Уж не знаю, с чего они взяли, что я такой враль. Правда, в школе, когда нужно было выкручиваться, я проявлял сверхъестественные таланты. Я сказал: что ж, вечеринка – это, конечно, здорово, но лучше им на меня не рассчитывать: к тому времени мы, может, окажемся за решеткой.
– Ну, если так… – протянула Мод, как бы принимая очередную мою отговорку: я вечно что-нибудь придумывал, лишь бы не идти к ним домой.
– А кстати, Мод, – сказал судья, нарушив неловкое молчанье. – Ты у нас становишься знаменитостью: я читал в газете, ты будешь выступать по радио?
Словно грезя наяву, Мод стала рассказывать: эта передача – финал конкурса на премию штата; если она выйдет на первое место, то получит стипендию в университете; даже если на второе, и то дадут половину стипендии. – Я сыграю папину музыку – серенаду. Он сочинил ее для меня в тот день, когда я родилась. Только это сюрприз, я не хочу, чтоб он знал.
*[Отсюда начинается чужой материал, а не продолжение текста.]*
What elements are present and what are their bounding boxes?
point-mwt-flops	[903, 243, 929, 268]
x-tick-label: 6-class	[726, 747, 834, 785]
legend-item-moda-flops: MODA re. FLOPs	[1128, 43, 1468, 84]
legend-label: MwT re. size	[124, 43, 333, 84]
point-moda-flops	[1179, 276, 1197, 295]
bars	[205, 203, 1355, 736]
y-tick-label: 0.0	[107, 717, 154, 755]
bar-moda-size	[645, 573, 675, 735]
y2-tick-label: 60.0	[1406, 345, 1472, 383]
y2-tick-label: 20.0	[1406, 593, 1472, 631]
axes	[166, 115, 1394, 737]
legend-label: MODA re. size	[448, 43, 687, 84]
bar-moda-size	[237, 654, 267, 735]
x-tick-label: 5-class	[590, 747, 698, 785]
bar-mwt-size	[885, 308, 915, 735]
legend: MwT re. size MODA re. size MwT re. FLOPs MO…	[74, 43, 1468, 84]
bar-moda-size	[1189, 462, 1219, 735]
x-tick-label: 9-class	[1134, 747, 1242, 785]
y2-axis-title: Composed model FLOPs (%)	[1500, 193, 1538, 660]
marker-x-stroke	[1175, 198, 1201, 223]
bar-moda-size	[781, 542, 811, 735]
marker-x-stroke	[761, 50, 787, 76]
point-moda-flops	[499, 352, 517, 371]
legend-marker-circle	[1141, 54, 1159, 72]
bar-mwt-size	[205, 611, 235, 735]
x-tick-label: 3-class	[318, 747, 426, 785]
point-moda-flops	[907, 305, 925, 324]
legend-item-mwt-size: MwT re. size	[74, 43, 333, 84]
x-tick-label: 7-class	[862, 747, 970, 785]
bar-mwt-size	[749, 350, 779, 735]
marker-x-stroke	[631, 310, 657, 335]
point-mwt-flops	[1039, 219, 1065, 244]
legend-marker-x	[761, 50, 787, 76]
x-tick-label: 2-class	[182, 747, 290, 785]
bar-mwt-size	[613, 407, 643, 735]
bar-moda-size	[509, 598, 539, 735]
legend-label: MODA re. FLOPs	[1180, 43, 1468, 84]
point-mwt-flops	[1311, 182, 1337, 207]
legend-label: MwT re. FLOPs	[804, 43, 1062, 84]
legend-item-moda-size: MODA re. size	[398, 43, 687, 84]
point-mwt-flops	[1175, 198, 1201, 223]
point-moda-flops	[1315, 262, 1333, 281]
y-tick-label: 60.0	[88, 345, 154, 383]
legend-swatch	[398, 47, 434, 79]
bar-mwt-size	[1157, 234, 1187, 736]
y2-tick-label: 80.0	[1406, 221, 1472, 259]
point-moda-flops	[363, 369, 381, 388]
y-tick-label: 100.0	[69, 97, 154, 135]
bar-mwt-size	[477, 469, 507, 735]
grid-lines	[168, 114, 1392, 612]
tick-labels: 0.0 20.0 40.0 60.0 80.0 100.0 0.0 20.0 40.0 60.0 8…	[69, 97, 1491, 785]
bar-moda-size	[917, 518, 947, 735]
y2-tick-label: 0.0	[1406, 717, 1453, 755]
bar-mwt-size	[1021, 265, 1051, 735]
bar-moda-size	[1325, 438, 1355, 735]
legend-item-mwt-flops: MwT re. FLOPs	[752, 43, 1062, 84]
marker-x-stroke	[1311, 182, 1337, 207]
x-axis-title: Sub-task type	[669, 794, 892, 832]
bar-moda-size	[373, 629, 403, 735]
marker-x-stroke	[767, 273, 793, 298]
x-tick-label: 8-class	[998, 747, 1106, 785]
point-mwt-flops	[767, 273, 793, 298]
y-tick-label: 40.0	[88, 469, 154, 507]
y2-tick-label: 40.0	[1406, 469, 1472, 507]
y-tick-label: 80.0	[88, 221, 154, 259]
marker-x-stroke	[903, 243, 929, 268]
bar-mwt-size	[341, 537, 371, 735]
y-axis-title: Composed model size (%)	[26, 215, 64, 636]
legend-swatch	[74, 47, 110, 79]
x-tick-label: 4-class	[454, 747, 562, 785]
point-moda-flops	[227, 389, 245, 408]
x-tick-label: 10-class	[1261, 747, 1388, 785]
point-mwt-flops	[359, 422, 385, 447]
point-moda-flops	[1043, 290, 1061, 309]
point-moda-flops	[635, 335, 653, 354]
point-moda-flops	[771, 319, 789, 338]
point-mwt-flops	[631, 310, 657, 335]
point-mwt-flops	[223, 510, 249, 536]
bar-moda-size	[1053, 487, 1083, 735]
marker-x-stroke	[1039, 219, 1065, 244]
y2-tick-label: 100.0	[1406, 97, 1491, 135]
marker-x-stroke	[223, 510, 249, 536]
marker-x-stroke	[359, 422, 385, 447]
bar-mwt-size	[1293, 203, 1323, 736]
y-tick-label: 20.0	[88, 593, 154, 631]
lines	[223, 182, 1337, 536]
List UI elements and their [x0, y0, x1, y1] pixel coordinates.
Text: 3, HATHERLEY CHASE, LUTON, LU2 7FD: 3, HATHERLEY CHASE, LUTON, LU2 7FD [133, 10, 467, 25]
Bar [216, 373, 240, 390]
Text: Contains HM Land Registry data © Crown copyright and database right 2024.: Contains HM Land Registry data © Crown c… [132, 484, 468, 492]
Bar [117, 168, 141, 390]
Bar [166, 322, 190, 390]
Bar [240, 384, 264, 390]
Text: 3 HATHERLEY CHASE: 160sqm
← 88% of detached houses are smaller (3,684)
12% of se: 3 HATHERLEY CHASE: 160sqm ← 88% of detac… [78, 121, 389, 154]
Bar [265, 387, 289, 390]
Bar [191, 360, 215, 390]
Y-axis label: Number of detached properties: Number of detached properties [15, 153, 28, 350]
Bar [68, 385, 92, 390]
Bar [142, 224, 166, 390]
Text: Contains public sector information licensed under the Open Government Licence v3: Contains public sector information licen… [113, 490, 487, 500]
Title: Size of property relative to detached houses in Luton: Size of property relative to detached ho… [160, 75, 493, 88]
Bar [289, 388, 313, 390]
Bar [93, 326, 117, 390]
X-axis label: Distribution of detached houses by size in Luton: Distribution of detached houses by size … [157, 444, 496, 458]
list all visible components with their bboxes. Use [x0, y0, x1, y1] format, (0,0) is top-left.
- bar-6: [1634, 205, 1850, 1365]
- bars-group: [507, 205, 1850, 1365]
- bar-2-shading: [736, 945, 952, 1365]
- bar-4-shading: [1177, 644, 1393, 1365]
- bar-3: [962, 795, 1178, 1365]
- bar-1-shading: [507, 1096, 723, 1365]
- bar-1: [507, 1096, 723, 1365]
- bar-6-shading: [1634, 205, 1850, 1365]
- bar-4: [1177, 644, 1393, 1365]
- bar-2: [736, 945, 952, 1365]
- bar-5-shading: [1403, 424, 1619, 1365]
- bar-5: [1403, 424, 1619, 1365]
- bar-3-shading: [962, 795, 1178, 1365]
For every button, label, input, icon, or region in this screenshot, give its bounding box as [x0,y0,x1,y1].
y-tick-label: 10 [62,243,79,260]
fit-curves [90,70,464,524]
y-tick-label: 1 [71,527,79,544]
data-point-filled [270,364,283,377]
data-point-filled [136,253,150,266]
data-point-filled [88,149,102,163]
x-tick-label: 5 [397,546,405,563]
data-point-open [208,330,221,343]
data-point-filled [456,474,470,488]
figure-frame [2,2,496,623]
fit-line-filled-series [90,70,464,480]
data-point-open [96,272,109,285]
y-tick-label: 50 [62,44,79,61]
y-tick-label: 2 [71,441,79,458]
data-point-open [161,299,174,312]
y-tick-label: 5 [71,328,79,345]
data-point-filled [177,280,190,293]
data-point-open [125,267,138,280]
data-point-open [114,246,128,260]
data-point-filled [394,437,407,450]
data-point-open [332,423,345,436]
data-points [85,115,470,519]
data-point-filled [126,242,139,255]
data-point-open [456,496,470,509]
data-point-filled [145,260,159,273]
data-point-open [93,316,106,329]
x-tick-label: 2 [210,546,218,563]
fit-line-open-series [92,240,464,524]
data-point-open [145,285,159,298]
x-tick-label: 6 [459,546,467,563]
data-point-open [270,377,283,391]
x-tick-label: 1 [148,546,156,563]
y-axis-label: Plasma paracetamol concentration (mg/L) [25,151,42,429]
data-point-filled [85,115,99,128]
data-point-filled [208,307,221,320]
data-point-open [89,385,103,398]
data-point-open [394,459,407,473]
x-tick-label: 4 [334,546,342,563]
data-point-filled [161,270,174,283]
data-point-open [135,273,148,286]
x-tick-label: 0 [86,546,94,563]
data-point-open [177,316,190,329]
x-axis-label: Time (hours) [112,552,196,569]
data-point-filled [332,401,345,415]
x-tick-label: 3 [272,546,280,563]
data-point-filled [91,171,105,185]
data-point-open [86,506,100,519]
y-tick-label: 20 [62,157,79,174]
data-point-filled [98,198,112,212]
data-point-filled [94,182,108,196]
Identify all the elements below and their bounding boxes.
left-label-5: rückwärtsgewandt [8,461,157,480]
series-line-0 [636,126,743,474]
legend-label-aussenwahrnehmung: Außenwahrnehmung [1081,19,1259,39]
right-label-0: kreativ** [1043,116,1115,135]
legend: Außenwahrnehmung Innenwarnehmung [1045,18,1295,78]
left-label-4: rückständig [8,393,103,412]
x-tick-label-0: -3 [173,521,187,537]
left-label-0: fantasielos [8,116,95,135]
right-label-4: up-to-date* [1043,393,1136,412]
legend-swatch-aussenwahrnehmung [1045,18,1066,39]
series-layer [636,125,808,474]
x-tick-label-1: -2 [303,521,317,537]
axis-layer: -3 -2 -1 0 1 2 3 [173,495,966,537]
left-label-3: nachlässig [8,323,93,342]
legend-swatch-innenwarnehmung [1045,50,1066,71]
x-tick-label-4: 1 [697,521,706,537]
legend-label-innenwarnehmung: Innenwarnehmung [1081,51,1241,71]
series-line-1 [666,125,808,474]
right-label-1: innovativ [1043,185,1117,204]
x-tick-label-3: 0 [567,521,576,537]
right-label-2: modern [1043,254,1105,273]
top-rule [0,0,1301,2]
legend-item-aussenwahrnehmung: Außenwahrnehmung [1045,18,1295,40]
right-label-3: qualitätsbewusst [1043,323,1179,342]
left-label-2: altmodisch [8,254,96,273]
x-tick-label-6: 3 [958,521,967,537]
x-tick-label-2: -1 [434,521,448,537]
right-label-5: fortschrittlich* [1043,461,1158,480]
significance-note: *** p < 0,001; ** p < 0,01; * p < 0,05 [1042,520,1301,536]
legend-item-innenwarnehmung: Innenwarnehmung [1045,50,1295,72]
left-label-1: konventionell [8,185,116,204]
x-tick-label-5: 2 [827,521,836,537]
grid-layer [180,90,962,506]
– Заставьте ее вам сыграть, – сказала Элизабет, расстегивая футляр скрипки.
Мод была добрая, ее не пришлось долго упрашивать. Она нежно прижала к подбородку темно-красную скрипку и стала ее настраивать – раздались глубокие вибрирующие звуки. Нахальная бабочка, усевшаяся было на кончик смычка, вспорхнула и закружилась, смычок помчался по струнам и запел. Это был вихрь летящих бабочек, сигнальная ракета весны, и радостно было слышать ее мелодию в обнажающемся осеннем лесу. Музыка становилась медленнее, печальней, и вот уже серебряные волосы Мод упали на скрипку. Мы зааплодировали, а когда кончили, чья-то таинственная пара рук все еще продолжала хлопать. Из-за папоротников показался Райли, и Мод порозовела, увидев его. Думаю, если б она знала, что он ее слушает, ей бы так хорошо не сыграть.
Райли велел девочкам отправляться домой. Видно было, что им уходить не хочется, но Элизабет не привыкла перечить брату.
– Запри двери, – наказал он ей. – И вот что: Мод, хорошо бы тебе остаться у нас ночевать. Ну а спросит кто-нибудь, где я, скажите – не знаем.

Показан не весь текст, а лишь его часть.